Dalam BAB tentang Khalid Safwan,
banyak muncul tentang harapan dan pembicaraan tentang gagasan dan ideologi.
Pada scene ini terlihat perdebatan ideologi yang dianggap layak untuk
Mesir saat itu. “Musuh orang Arab yang paling berbahaya adalah diri mereka
sendiri”.
“Para penguasa mereka, maksudmu”
“Maksudku, barangkali lebih pada
semua sistem pemerintahannya.”
“Segalanya tergantung pada apakah
orang Arab mampu bekerja sama sebagai satu kesatuan”
“Pada tanggal 5 Juni 1967, paling
tidak sebagian orang Arab telah menang”
“Mulailah dari dalam, itu yang harus
kita lakukan”
“Benar!
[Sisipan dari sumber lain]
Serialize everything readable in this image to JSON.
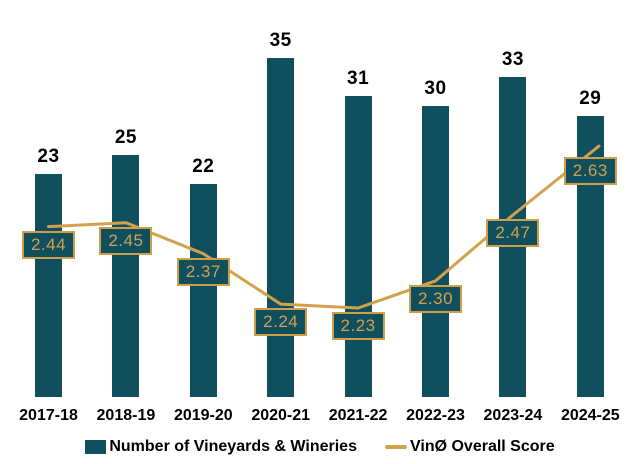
{
  "chart_data": {
    "type": "bar",
    "subtype": "bar-line-combo",
    "title": "",
    "xlabel": "",
    "ylabel": "",
    "grid": false,
    "legend_position": "bottom",
    "categories": [
      "2017-18",
      "2018-19",
      "2019-20",
      "2020-21",
      "2021-22",
      "2022-23",
      "2023-24",
      "2024-25"
    ],
    "series": [
      {
        "name": "Number of Vineyards & Wineries",
        "type": "bar",
        "values": [
          23,
          25,
          22,
          35,
          31,
          30,
          33,
          29
        ],
        "labels": [
          "23",
          "25",
          "22",
          "35",
          "31",
          "30",
          "33",
          "29"
        ],
        "axis_range": [
          0,
          40
        ]
      },
      {
        "name": "VinØ Overall Score",
        "type": "line",
        "values": [
          2.44,
          2.45,
          2.37,
          2.24,
          2.23,
          2.3,
          2.47,
          2.63
        ],
        "labels": [
          "2.44",
          "2.45",
          "2.37",
          "2.24",
          "2.23",
          "2.30",
          "2.47",
          "2.63"
        ],
        "axis_range": [
          2.0,
          2.8
        ]
      }
    ],
    "colors": {
      "bar": "#0f4f5e",
      "line": "#d2a14d",
      "score_label_bg": "#0f4f5e",
      "score_label_border": "#cf9e48",
      "score_label_text": "#d2a14d",
      "value_label_text": "#000000",
      "axis_label_text": "#000000",
      "background": "#ffffff"
    }
  }
}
Setelah itu agama. Agama
adalah segalanya”
“Tidak! Komunisme adalah jawabannya”
“Bukan! Demokrasilah yang kita
butuhkan”
“Tanggung jawab harus dating dari
semua orang Arab”
“Kebebasan … Kebebasan!”
“Sosialisme”
“Mari kita sebut saja sebagai
sosialisme demokratis”
“Tidak,
reformasi harus ada lebih dulu, setelah itu baru solusinya kita temukan di masa
depan”
“Tidak, keduanya harus seiring
bersamaan”
Begitulah, dan seterusnya dan
seterusnya, tiada akhir (Halaman 133-134).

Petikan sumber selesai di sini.